In general, we underestimate the cognitive capabilities of horses. We need to change the picture of the horse as simply a reactive and fearful, big animal with a small brain, so we then can change how we raise, keep, train, feed, communicate with, think of, and work with horses. We in the field of EAI can be forerunners, be active contributors to raising the standards of equine welfare and be promoters of well-being and equine rights. If we settle with the kind of welfare standards that are common in riding schools, in equestrian sports, in most livery yards etc., we will provide therapy and other activities that are limited by their welfare standards. We need to go beyond these standards. To be able to do that, we need to define, untangle, identify, and verify what an equine is and needs, what his subjectivity means, what individuality means, what agency is and can mean, what sentience is, what an equine is contributing with in EAI, how he is contributing, how we guarantee that he has, gets, and will get what he needs to thrive, how his welfare standards affects the outcome of therapy and other equine assisted interventions. We simply need a new welfare paradigm. Equine Professionals can bring this paradigm forward and help hold us all in EAI accountable to it. By being a driving force in shifting the welfare paradigm, the EP will gain
validity for what she knows and can do to develop the area of EAI and the necessary ethics we need for the benefit of the equine, the therapist, the client/customer, and, of course, the EP herself.

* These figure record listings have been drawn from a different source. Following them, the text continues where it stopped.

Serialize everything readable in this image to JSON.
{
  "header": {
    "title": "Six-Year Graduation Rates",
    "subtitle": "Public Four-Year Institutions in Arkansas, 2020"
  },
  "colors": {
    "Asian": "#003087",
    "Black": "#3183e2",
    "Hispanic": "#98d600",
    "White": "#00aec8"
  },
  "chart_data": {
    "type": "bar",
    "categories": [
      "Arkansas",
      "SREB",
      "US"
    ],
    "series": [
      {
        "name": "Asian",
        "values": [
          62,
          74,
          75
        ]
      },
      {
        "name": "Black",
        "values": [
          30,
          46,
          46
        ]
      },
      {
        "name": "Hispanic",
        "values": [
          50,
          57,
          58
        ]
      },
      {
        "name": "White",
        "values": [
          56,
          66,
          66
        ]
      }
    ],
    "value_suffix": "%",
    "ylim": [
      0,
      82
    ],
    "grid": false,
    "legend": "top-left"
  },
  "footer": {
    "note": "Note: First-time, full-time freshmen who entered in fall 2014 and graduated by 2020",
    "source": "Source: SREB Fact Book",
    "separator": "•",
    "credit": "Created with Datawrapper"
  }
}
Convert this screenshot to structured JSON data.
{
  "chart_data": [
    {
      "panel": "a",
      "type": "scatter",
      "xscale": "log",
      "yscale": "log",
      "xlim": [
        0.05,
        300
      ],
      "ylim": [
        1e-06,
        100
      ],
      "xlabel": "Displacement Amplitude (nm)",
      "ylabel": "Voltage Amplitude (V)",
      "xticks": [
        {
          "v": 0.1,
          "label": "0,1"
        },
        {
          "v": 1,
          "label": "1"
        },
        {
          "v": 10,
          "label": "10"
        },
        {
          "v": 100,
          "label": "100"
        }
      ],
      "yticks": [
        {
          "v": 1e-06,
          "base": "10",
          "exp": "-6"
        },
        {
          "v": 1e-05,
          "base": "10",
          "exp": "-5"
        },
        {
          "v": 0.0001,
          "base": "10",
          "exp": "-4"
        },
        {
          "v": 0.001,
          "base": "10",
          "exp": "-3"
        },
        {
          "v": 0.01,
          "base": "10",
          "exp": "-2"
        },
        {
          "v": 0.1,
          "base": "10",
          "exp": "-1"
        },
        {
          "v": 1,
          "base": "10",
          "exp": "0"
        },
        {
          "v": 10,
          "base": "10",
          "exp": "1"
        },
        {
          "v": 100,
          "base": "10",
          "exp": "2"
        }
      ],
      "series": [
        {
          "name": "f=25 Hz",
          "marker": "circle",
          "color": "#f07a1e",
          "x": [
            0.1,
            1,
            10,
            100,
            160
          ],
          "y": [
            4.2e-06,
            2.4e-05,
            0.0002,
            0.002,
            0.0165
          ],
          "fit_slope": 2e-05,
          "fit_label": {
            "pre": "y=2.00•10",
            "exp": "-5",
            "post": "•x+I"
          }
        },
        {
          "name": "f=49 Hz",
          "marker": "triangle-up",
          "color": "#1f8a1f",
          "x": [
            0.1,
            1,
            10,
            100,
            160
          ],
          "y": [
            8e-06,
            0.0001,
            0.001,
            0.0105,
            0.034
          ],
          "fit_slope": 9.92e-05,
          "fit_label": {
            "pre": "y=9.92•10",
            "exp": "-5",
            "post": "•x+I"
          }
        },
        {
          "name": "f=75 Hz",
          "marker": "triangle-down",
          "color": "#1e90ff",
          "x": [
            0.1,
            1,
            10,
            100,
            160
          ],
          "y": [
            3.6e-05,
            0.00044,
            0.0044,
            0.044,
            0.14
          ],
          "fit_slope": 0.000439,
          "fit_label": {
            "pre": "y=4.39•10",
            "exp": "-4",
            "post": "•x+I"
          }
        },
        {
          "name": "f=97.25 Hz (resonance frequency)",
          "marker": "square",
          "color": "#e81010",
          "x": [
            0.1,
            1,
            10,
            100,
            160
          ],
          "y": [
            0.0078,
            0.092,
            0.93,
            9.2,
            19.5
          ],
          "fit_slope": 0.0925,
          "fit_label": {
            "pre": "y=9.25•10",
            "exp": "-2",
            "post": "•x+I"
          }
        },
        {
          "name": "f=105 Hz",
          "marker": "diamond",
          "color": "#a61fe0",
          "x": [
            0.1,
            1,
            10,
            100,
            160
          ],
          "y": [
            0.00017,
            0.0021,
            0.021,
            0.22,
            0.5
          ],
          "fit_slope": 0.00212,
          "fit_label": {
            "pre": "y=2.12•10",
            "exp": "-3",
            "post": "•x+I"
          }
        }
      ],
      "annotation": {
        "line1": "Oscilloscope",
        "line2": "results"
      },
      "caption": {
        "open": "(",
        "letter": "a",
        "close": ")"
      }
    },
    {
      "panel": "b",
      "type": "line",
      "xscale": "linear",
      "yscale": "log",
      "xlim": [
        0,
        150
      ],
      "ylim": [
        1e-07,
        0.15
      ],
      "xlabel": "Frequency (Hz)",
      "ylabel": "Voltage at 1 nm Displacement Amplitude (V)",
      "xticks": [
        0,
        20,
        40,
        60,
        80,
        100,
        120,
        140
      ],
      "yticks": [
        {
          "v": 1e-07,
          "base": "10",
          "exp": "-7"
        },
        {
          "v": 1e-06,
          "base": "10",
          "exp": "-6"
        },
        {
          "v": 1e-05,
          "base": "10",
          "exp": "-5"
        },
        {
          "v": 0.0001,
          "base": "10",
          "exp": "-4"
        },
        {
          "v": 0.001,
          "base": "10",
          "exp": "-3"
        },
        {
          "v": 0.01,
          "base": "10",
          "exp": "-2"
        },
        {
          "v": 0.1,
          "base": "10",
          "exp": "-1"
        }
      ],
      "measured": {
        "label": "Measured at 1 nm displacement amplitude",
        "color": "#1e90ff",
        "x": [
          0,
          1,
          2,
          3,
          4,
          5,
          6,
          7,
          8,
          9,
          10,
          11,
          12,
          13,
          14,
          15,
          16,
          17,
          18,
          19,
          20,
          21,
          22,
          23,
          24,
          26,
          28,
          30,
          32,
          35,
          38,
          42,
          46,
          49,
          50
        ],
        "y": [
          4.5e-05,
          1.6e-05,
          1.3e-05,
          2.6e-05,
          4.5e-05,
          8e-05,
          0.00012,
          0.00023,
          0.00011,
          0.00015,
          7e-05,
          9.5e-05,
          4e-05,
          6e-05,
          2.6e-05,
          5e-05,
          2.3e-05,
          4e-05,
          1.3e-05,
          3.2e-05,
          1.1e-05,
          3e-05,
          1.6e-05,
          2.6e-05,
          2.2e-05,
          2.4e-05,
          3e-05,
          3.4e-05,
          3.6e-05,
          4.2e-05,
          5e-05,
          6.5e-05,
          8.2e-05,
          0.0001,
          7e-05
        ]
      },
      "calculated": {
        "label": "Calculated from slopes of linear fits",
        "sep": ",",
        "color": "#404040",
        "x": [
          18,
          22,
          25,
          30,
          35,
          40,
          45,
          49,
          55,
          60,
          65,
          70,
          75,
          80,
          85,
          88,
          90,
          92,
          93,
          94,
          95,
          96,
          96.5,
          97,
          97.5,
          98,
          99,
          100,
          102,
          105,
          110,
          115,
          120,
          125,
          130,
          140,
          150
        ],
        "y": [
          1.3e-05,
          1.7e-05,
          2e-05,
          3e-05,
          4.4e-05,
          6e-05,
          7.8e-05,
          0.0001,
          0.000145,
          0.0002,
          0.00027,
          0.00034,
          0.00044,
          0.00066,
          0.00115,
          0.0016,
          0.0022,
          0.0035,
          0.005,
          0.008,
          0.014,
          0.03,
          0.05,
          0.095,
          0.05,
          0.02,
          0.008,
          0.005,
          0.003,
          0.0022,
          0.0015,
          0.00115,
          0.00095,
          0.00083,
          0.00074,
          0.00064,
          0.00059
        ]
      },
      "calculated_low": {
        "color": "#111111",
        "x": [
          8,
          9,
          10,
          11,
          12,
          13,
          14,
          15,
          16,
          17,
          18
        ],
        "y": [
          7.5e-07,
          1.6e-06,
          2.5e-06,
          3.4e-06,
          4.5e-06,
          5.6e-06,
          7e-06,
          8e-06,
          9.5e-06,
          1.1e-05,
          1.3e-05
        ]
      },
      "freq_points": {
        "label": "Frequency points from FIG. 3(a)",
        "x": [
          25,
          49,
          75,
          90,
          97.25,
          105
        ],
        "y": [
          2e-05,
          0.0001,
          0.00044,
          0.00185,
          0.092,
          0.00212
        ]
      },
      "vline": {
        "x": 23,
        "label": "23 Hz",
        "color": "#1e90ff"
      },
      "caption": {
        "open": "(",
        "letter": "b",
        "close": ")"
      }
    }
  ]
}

(1 I will through this article use the pronoun he for equines and the pronoun she for Equine Professionals and therapists. This does not reflect any gender biased perceptions on my behalf, it is just done out of convenience.)
Change the word animals to horses (or equines) in this quote by Henry Beston:
“We need another and a wiser and perhaps a more mystical concept of animals. Remote from universal nature and living by complicated artifice, man in civilization surveys the creature through the glass of his knowledge and sees thereby a feather magnified and the whole image in distortion. We patronize them for their incompleteness, for their tragic fate for having taken form so far below ourselves. And therein do we err. For the animal shall not be measured by man. In a world older and more complete than ours, they move finished and complete, gifted with the extension of the senses we have lost or never attained, living by voices we shall never hear. They are not brethren, they are not underlings: they are other nations, caught with ourselves in the net of life and time, fellow prisoners of the splendour and travail of the earth.” (Beston, 1928)
Equines are not mystical beings, not “magical unicorns”, but they do reside in another umwelt, another nation, than do humans.2 We share the same planet, live in the same world, yet we do not. They are different from us, yet similar. Maybe they are more holistic beings than we; more complete beings?